Doc Thesis Dissertation: Automatic memory management for flexible real-time systems

Date: May 24, 2006 (Wednesday) at 10:15

Sven Gestegård Robertz defends his Ph D thesis

Faculty oponent: Professor Eric Jul, DIKU, Copenhagen

In a flexible real-time system, the constraints in available CPU time and memory lead to resource management problems, which must be handled carefully in order to maximize quality of service while avoiding overload. Managing CPU time -- scheduling -- is well studied and dynamic scheduling is widely accepted in the real-time industry. In order to make safe high-level languages, like Java, practically feasible for use in hard real-time systems, memory management and particularly the dependencies between memory and CPU usage must be studied.

The traditional approach to incremental GC scheduling, to perform garbage collection work in proportion to the amount of allocated memory, has drawbacks such as inconsistent utilization due to bursty allocations. To remedy this, time-triggered GC scheduling is proposed. It is shown that this strategy gives real-time performance that is equal to, or better than, that of an allocation-triggered GC. It is also shown that by using a deadline-based scheduler, the GC scheduling and, consequently, the real-time performance, is independent of complex and error-prone work metrics.

Time-triggered GC also allows a more high-level view on GC scheduling, as the entire GC cycle is considered rather than each individual increment. This makes it possible to schedule GC as a normal task. As the scheduling parameters are explicit in the model, it also makes the time-triggered strategy well suited for auto-tuning and fits well into feedback scheduling systems.

A novel approach of applying priorities to memory allocation is introduced and it is shown how this can be used to enhance the robustness of real-time applications. The proposed mechanisms can also be used to increase performance of systems with automatic memory management by limiting the amount of garbage collection work.

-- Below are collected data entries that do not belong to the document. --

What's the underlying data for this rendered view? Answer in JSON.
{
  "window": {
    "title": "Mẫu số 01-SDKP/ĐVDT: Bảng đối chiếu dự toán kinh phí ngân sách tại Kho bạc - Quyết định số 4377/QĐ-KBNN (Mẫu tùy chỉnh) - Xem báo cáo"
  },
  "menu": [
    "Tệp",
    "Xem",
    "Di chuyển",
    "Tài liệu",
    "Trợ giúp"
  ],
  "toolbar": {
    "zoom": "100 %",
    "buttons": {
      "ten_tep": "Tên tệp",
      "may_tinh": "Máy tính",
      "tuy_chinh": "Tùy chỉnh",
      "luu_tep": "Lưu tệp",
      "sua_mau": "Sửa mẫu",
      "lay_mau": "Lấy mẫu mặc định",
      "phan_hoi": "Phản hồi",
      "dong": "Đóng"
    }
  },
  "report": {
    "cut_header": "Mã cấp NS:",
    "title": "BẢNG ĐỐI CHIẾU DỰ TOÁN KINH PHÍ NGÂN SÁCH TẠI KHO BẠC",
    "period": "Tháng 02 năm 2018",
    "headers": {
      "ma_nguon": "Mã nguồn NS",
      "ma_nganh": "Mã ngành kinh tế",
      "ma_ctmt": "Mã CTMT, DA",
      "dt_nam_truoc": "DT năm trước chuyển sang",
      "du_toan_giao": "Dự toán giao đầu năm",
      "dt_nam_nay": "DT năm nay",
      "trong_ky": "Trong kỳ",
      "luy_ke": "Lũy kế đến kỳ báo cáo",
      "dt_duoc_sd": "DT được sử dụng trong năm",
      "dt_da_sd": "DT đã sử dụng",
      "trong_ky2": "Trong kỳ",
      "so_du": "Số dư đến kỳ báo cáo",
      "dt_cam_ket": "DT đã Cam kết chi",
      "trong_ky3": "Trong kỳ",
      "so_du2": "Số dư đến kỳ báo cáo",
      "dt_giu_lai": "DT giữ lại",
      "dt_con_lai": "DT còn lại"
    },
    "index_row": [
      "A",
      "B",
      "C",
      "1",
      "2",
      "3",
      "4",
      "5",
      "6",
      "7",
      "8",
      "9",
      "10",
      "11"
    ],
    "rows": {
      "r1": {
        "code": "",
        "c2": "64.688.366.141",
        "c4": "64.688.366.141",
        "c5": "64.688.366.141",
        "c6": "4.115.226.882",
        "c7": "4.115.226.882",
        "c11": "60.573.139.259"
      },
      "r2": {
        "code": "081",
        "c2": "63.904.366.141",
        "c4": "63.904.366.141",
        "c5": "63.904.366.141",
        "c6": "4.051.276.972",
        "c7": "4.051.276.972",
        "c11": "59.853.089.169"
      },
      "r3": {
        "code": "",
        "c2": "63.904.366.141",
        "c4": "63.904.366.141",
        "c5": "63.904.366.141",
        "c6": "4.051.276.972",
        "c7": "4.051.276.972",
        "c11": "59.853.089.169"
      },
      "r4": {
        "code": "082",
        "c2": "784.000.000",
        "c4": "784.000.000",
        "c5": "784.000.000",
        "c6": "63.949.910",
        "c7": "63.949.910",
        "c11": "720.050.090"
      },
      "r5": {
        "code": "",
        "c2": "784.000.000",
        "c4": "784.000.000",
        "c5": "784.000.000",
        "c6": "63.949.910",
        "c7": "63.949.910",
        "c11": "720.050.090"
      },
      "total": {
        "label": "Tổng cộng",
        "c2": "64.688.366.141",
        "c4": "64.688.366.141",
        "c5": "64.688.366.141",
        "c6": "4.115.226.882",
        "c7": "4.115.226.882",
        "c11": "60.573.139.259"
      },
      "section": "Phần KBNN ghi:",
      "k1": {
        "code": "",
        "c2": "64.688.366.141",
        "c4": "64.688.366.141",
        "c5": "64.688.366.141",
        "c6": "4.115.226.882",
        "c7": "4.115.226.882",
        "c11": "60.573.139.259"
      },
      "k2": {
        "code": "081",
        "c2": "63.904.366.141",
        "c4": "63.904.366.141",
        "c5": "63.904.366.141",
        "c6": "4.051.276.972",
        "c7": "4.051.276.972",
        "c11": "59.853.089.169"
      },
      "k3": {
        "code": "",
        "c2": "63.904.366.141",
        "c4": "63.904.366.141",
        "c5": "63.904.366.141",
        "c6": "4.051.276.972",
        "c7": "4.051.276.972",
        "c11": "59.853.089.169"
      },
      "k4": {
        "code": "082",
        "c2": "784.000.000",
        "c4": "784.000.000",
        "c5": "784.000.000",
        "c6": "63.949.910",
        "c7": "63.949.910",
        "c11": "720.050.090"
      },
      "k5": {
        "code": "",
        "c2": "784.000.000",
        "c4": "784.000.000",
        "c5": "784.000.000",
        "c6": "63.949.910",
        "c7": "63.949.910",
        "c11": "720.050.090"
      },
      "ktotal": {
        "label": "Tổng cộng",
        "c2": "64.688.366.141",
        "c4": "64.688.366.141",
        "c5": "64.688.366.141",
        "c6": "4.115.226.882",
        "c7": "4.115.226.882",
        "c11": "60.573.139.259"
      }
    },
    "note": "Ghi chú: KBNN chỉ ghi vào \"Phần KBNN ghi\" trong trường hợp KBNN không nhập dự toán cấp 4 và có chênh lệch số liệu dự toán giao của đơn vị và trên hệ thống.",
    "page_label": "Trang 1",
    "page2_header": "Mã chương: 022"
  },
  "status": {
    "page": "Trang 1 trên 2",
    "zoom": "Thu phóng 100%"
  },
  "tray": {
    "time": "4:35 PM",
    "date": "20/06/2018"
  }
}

Together, these solutions facilitate flexible and robust automatic memory management for real-time systems. Adaptive techniques are presented, aimed at replacing or complementing a priori analysis with on-line auto-tuning. The presented ideas have been successfully implemented and validated in an experimental real-time Java environment, supporting the claim that this work is a step towards write once -- run anywhere with hard real-time performance.